Darlene Kimball of Kimball Seafood in Pass Christian's harbor said "diehard fans" will hold out for Mississippi oysters, but for everyone else Louisiana oysters are available for $65 a sack. A sack holds 300 oysters, give or take.

Mayor Chipper McDermott longs for the old days, when boats stacked up in the harbor to unload their oysters. Hurricane Katrina decimated the reefs in 2005 and the BP oil spill in 2010 dashed a rebound. It's not been the same since, he and others said.

A state oyster council report quantifies the problem. It says that in 2004, 400,000 sacks of oysters were harvested from Mississippi waters. By 2014, only 26,000 sacks were pulled from the reefs.

"The reefs were very stressed at best," the report says. "In fact, industry representatives and Mississippi Department of Marine Resources biologists debated if Mississippi should open the past season at all."

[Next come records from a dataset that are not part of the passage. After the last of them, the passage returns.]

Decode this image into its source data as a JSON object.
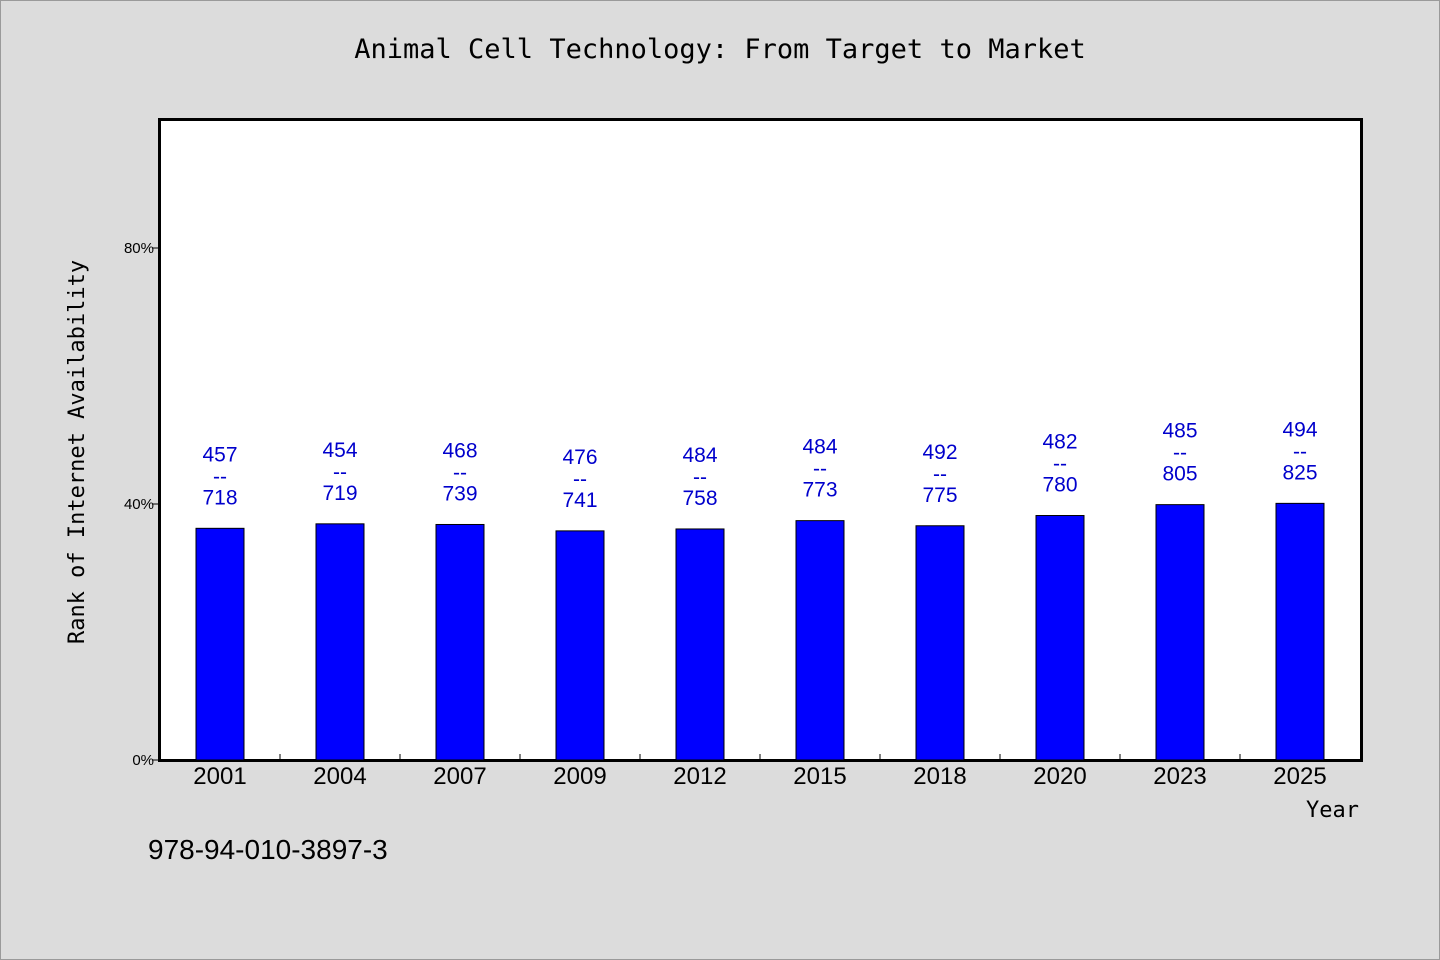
{
  "chart_data": {
    "type": "bar",
    "title": "Animal Cell Technology: From Target to Market",
    "xlabel": "Year",
    "ylabel": "Rank of Internet Availability",
    "categories": [
      "2001",
      "2004",
      "2007",
      "2009",
      "2012",
      "2015",
      "2018",
      "2020",
      "2023",
      "2025"
    ],
    "values": [
      36.2,
      36.9,
      36.8,
      35.8,
      36.1,
      37.4,
      36.6,
      38.2,
      39.9,
      40.1
    ],
    "labels": [
      {
        "top": "457",
        "sep": "--",
        "bottom": "718"
      },
      {
        "top": "454",
        "sep": "--",
        "bottom": "719"
      },
      {
        "top": "468",
        "sep": "--",
        "bottom": "739"
      },
      {
        "top": "476",
        "sep": "--",
        "bottom": "741"
      },
      {
        "top": "484",
        "sep": "--",
        "bottom": "758"
      },
      {
        "top": "484",
        "sep": "--",
        "bottom": "773"
      },
      {
        "top": "492",
        "sep": "--",
        "bottom": "775"
      },
      {
        "top": "482",
        "sep": "--",
        "bottom": "780"
      },
      {
        "top": "485",
        "sep": "--",
        "bottom": "805"
      },
      {
        "top": "494",
        "sep": "--",
        "bottom": "825"
      }
    ],
    "yticks": [
      {
        "value": 0,
        "label": "0%"
      },
      {
        "value": 40,
        "label": "40%"
      },
      {
        "value": 80,
        "label": "80%"
      }
    ],
    "ylim": [
      0,
      100
    ],
    "grid": false,
    "bar_color": "#0000ff",
    "label_color": "#0000cc"
  },
  "footer": {
    "isbn": "978-94-010-3897-3"
  }
}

Everyone keeps thinking next season will be better, Kimball said. The season is expected to close at 4 p.m. Dec. 12.

McDermott would like to see the city's new commercial harbor filled. It was built because of the strong seafood industry in Pass Christian.

But he'd also like a sack of Mississippi oysters fresh off a boat. He prefers them straight, shucked with a couple of buddies in the back of a pickup truck right there in the harbor and washed down with beer.